Mirae Asset Pangkas Target IHSG, Sektor Ini Jadi Pilihan Utama

persen

Jakarta – PT Mirae Asset Sekuritas Indonesia memproyeksikan pasar keuangan global kini berada dalam fase pemulihan seiring dengan meredanya ketegangan geopolitik di kawasan Timur Tengah.

Meski demikian, para investor tetap diimbau untuk bersikap waspada terhadap berbagai tantangan dari kebijakan moneter global dan stabilitas ekonomi domestik yang dinilai masih akan memengaruhi arah pergerakan pasar.

Head of Research & Chief Economist Mirae Asset Sekuritas Indonesia, Rully Arya Wisnubroto, menyatakan bahwa pasar masih dibayangi oleh ekspektasi suku bunga tinggi dalam jangka waktu yang lebih lama di Amerika Serikat.

Saat ini, Federal Funds Rate (FFR) tercatat berada pada level 3,75 persen.

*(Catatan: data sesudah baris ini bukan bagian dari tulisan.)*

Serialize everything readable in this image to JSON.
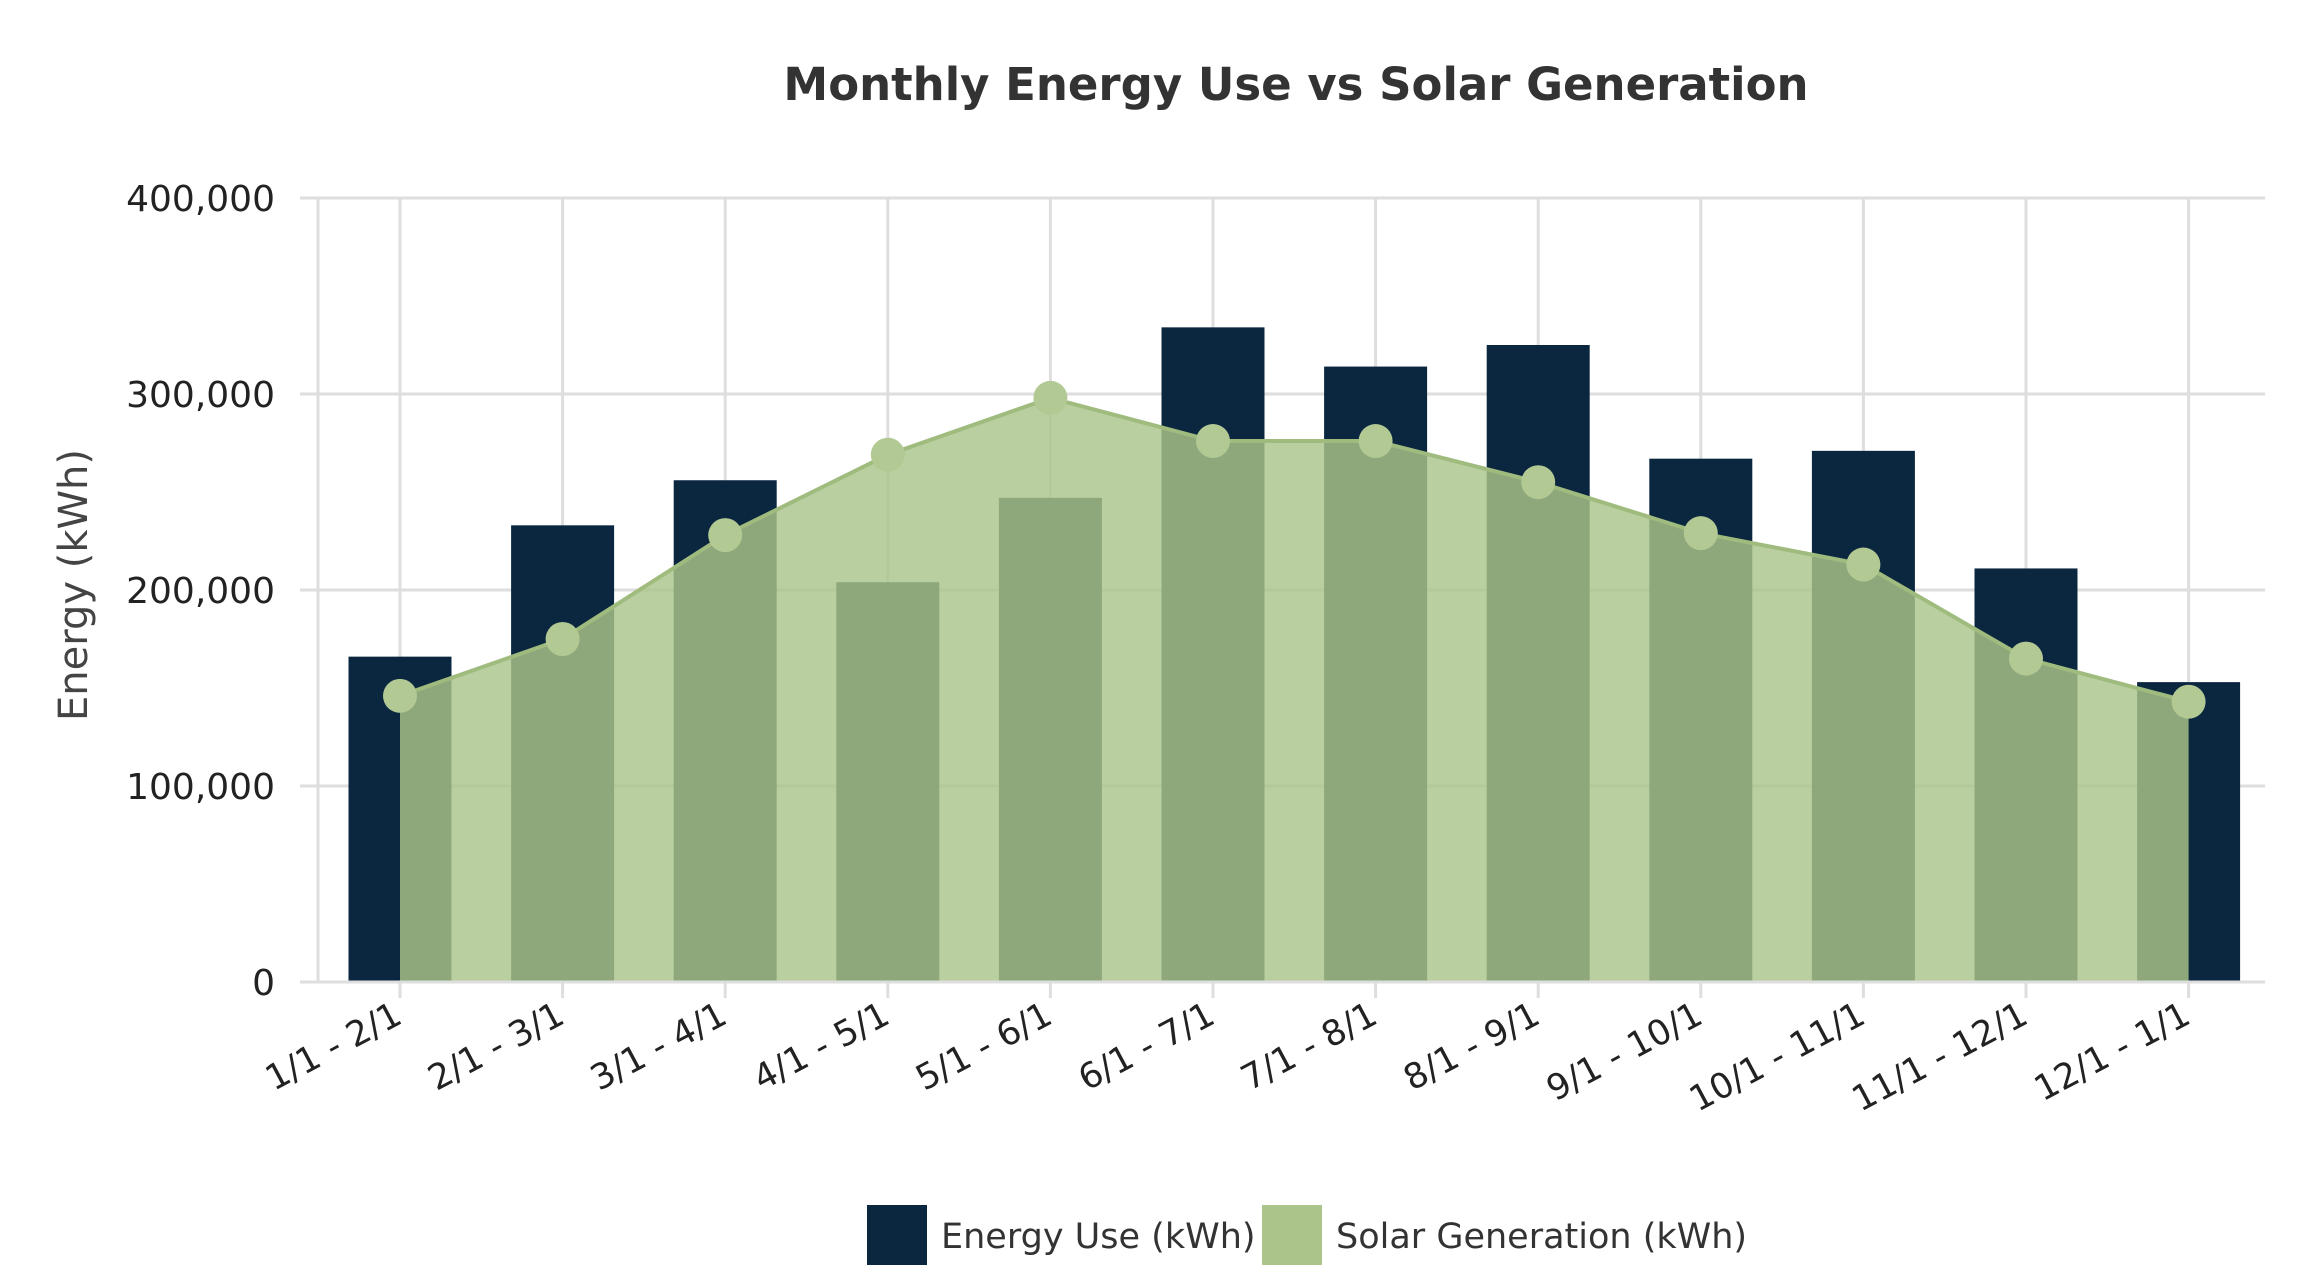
{
  "chart_data": {
    "type": "bar",
    "title": "Monthly Energy Use vs Solar Generation",
    "xlabel": "",
    "ylabel": "Energy (kWh)",
    "ylim": [
      0,
      400000
    ],
    "yticks": [
      0,
      100000,
      200000,
      300000,
      400000
    ],
    "ytick_labels": [
      "0",
      "100,000",
      "200,000",
      "300,000",
      "400,000"
    ],
    "grid": true,
    "legend_position": "bottom-center",
    "categories": [
      "1/1 - 2/1",
      "2/1 - 3/1",
      "3/1 - 4/1",
      "4/1 - 5/1",
      "5/1 - 6/1",
      "6/1 - 7/1",
      "7/1 - 8/1",
      "8/1 - 9/1",
      "9/1 - 10/1",
      "10/1 - 11/1",
      "11/1 - 12/1",
      "12/1 - 1/1"
    ],
    "series": [
      {
        "name": "Energy Use (kWh)",
        "type": "bar",
        "color": "#0b2740",
        "values": [
          166000,
          233000,
          256000,
          204000,
          247000,
          334000,
          314000,
          325000,
          267000,
          271000,
          211000,
          153000
        ]
      },
      {
        "name": "Solar Generation (kWh)",
        "type": "area",
        "color": "#abc48a",
        "values": [
          146000,
          175000,
          228000,
          269000,
          298000,
          276000,
          276000,
          255000,
          229000,
          213000,
          165000,
          143000
        ]
      }
    ]
  }
}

Angka tersebut diprediksi berpotensi mengalami kenaikan sebesar 25 basis poin baik pada September maupun Desember mendatang, sehingga mencapai level 4,25 persen di akhir tahun.

Selain itu, proyeksi pertumbuhan ekonomi global untuk tahun 2026 telah direvisi menjadi 3,1 persen dari perkiraan sebelumnya sebesar 3,3 persen.

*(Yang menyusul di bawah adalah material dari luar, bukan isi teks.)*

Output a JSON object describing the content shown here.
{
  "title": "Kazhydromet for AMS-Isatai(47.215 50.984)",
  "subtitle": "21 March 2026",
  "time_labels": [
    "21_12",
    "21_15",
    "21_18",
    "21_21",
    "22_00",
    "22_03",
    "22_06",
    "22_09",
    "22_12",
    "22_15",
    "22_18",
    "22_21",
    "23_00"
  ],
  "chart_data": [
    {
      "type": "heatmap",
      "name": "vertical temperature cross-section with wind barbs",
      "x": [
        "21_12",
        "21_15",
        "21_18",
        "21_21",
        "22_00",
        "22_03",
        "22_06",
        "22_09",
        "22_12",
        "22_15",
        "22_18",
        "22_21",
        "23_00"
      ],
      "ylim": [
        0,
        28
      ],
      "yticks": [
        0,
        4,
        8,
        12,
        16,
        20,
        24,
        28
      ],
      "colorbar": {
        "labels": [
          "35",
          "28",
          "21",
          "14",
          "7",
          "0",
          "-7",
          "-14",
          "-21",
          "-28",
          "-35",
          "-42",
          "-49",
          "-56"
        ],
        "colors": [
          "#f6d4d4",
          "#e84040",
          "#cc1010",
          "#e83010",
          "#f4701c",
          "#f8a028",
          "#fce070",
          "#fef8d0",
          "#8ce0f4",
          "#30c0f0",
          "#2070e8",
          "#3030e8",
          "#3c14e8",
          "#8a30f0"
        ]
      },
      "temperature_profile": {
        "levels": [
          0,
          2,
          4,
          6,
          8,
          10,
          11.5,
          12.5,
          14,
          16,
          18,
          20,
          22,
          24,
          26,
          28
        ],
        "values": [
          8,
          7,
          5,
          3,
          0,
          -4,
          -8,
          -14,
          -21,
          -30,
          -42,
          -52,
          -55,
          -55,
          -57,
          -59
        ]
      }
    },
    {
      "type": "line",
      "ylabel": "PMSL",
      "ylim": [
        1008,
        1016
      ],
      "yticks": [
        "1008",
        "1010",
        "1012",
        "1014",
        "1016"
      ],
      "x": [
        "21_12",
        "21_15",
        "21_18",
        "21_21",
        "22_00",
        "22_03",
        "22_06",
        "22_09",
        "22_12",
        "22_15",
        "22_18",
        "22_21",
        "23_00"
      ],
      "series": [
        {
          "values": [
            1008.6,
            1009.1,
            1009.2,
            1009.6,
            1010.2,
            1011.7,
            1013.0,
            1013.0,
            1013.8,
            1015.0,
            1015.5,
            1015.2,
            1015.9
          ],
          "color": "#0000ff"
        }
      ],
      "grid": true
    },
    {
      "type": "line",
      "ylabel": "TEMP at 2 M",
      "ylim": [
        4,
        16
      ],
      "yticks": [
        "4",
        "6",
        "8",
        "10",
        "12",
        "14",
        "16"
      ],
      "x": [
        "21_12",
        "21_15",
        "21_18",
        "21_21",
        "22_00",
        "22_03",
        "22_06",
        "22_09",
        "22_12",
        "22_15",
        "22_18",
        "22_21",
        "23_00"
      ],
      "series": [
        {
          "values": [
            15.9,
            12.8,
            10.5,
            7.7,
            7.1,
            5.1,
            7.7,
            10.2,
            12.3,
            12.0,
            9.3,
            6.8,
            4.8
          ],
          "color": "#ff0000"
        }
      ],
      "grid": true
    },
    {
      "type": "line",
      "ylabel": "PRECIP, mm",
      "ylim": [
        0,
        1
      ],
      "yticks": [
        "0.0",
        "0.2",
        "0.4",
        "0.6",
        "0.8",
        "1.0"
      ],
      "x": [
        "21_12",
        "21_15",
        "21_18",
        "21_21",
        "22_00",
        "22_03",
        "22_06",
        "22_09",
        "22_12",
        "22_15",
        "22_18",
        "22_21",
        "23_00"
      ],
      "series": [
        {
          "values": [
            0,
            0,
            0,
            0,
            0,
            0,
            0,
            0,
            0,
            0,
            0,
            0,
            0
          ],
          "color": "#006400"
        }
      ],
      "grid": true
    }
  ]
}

Di sisi lain, pertumbuhan ekonomi Indonesia diperkirakan akan berada di kisaran 5,0 persen, sedikit lebih rendah dari proyeksi awal sebesar 5,1 persen.

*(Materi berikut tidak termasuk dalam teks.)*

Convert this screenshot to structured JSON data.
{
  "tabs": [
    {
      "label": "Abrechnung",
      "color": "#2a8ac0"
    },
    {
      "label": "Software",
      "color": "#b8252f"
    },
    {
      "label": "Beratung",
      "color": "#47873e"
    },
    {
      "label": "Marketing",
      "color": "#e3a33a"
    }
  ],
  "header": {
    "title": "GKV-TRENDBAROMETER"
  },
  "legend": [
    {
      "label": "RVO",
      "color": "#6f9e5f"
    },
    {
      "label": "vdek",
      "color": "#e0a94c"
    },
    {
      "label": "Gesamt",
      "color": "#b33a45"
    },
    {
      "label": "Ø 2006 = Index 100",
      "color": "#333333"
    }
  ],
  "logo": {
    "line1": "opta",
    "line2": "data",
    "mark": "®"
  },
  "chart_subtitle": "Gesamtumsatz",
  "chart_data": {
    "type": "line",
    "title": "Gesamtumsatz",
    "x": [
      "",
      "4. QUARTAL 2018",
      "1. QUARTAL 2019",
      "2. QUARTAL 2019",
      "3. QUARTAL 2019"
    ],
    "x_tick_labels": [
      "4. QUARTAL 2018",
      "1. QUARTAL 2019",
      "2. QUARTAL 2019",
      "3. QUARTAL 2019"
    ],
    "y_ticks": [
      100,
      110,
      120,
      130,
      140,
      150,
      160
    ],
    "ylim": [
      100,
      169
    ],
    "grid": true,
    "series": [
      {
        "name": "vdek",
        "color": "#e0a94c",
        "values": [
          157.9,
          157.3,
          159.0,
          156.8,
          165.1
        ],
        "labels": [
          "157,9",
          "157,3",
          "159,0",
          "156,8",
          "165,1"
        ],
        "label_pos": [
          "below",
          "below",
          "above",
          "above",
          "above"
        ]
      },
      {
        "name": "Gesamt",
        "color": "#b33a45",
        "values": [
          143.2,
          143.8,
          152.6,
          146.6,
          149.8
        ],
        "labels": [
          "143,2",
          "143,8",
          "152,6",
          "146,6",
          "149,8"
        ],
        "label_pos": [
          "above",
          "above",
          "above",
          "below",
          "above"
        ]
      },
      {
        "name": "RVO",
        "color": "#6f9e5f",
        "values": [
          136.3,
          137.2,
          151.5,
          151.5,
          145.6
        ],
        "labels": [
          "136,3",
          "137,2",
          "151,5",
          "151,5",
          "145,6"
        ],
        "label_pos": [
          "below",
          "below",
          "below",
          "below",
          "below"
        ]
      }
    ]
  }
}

“Meredanya risiko geopolitik memberikan sentimen positif bagi pasar. Namun, ekspektasi kenaikan suku bunga The Fed hingga akhir tahun membuat kondisi moneter global masih cenderung ketat sehingga volatilitas pasar diperkirakan tetap tinggi,” ujar Rully pada Selasa, 30 Juni 2026.

Rully menambahkan bahwa investor saat ini tengah mencermati faktor domestik, seperti stabilitas nilai tukar rupiah, kondisi fiskal, hingga kekhawatiran akan potensi twin deficit.

Kekhawatiran tersebut muncul pasca melemahnya neraca transaksi berjalan dan neraca finansial pada kuartal pertama tahun 2026.

“Ke depan, pemulihan pasar Indonesia akan sangat ditentukan oleh kepercayaan investor terhadap kebijakan domestik. Oleh karena itu, investor perlu tetap berfokus pada fundamental dan lebih selektif dalam menentukan strategi investasinya,” tutur Rully dalam acara Media Day Mirae Asset Sekuritas.

Terkait target Indeks Harga Saham Gabungan (IHSG) semester II-2026, tim riset saat ini sedang melakukan peninjauan ulang.

Target IHSG yang sebelumnya dipatok di angka 10.000 kemungkinan besar akan mengalami revisi dalam waktu dekat.

Sementara itu, Senior Research Analyst Mirae Asset Sekuritas Indonesia, Andreas Kristo Saragih, menyoroti sektor poultry sebagai pilihan investasi yang menarik.

Rendahnya konsumsi daging ayam di Indonesia yang baru mencapai 8,6 kilogram per kapita dinilai menyisakan ruang pertumbuhan yang sangat luas.

Angka tersebut masih jauh tertinggal dibandingkan Malaysia sebesar 32,9 kilogram dan Vietnam sebesar 16,7 kilogram per kapita.

Program Makan Bergizi Gratis (MBG) serta pengendalian pasokan melalui penurunan kuota impor grand parent stock (GPS) diyakini akan meningkatkan profitabilitas industri ini.

Di sisi lain, Head of Fund Services Mirae Asset Sekuritas, Francisca Gerungan, menekankan bahwa diversifikasi adalah kunci utama dalam membangun portofolio investasi yang tangguh.

Investor disarankan untuk menyesuaikan alokasi aset dengan tujuan keuangan, profil risiko, serta kebutuhan likuiditas masing-masing.

Untuk mendukung diversifikasi tersebut, Mirae Asset Sekuritas terus memperluas pilihan produk investasi di platform M-FUND, termasuk menghadirkan produk Syailendra Sharia Fixed Income Fund (SSFIF) Kelas A.

Wholesale Distribution Manager Syailendra Capital, Vania Yoshe Apriliza, menjelaskan bahwa SSFIF merupakan reksa dana syariah pendapatan tetap yang berfokus pada instrumen sukuk negara dan korporasi.

Produk ini ditargetkan bagi investor dengan profil risiko moderat-konservatif yang menginginkan stabilitas dalam portofolio mereka.